Jean Nel, (Jean-André Jeannel), L’empoisonneur, Montréal, Edouard Garand, 1928, 70 pages. (Collection « Le roman canadien ») (Illustrations d’Albert Fournier)

L’action commence en 1916 et se poursuit sur une dizaine d’années. Joseph Lespérance est un ivrogne. Sa femme vient de mourir, le laissant seul avec Jeannette, une jeune fille de 14 ans qu’il bat quand il est saoul. Il a tôt fait de se remarier avec la Françoise, une tenancière de bar qui lui donne un enfant infirme qu’on surnomme Blanche. Buvant de plus en plus, Joseph vole la caisse des ouvriers, abandonne femme et enfants, se réfugie en Abitibi et s’acoquine avec un joueur de cartes malhonnêtes. Il doit bientôt fuir la police et il se retrouve en pleine forêt avec le chercheur d’or Paul Gravel. Il le tue, usurpe son nom, se retrouve propriétaire d’une industrie au Saguenay et, malade, repentant, lègue sa fortune mal acquise à Blanche avant de mourir.

Pendant ces années, Jeannette et la Françoise, à force d’économie et de travail, ont rayé la dette de Joseph.  Jeannette a un amoureux, Hector, parti lui aussi au loin afin de faire assez d’argent pour l’épouser. Il rencontre même le père de son amoureuse sans le savoir. Quand la Françoise meurt, Jeannette doit s’occuper seule de la petite Blanche. Le hasard met sur sa route une célèbre cantatrice qui cherche une servante. Autre hasard, cette cantatrice est la femme abandonnée du chercheur d’or Paul Gravel.

La cantatrice mourra à son tour et, de nouveau, Jeannette a beaucoup de difficultés à subvenir aux besoins de la petite Blanche. Le même malotru qui avait entraîné Joseph dans le crime sait que Blanche - et si elle meurt, ce sera Jeannette - doit hériter d’une jolie somme à sa majorité. Il essaie de forcer Jeannette à épouser son neveu, qui se fait passer pour un docteur. Hector réapparaît juste à temps pour sauver Jeannette et l’épouser.

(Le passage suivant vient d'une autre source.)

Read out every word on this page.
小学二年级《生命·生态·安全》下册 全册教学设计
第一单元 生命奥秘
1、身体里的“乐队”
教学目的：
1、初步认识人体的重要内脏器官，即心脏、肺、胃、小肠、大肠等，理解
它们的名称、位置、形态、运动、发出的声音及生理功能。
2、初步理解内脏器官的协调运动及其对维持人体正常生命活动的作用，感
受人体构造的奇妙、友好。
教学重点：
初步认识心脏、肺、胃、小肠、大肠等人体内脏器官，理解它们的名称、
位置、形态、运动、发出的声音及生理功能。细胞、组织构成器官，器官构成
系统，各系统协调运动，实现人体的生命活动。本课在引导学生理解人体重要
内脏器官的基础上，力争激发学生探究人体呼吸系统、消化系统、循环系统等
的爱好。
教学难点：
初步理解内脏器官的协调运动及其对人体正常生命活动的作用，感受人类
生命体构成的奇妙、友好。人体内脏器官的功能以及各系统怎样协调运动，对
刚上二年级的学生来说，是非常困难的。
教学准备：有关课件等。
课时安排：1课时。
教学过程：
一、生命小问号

Récit plein d’invraisemblances, mal composé : il y a plusieurs foyers de narration que Nel relie mal entre eux. L’auteur tire à fond les ficelles du mélodrame : jeune fille victime d’un père alcoolique et violent; enfant infirme victime de criminels endurcis. Pour en savoir plus sur ce livre et son auteur, voir la critique de Maurice Lemire dans le DOLQ.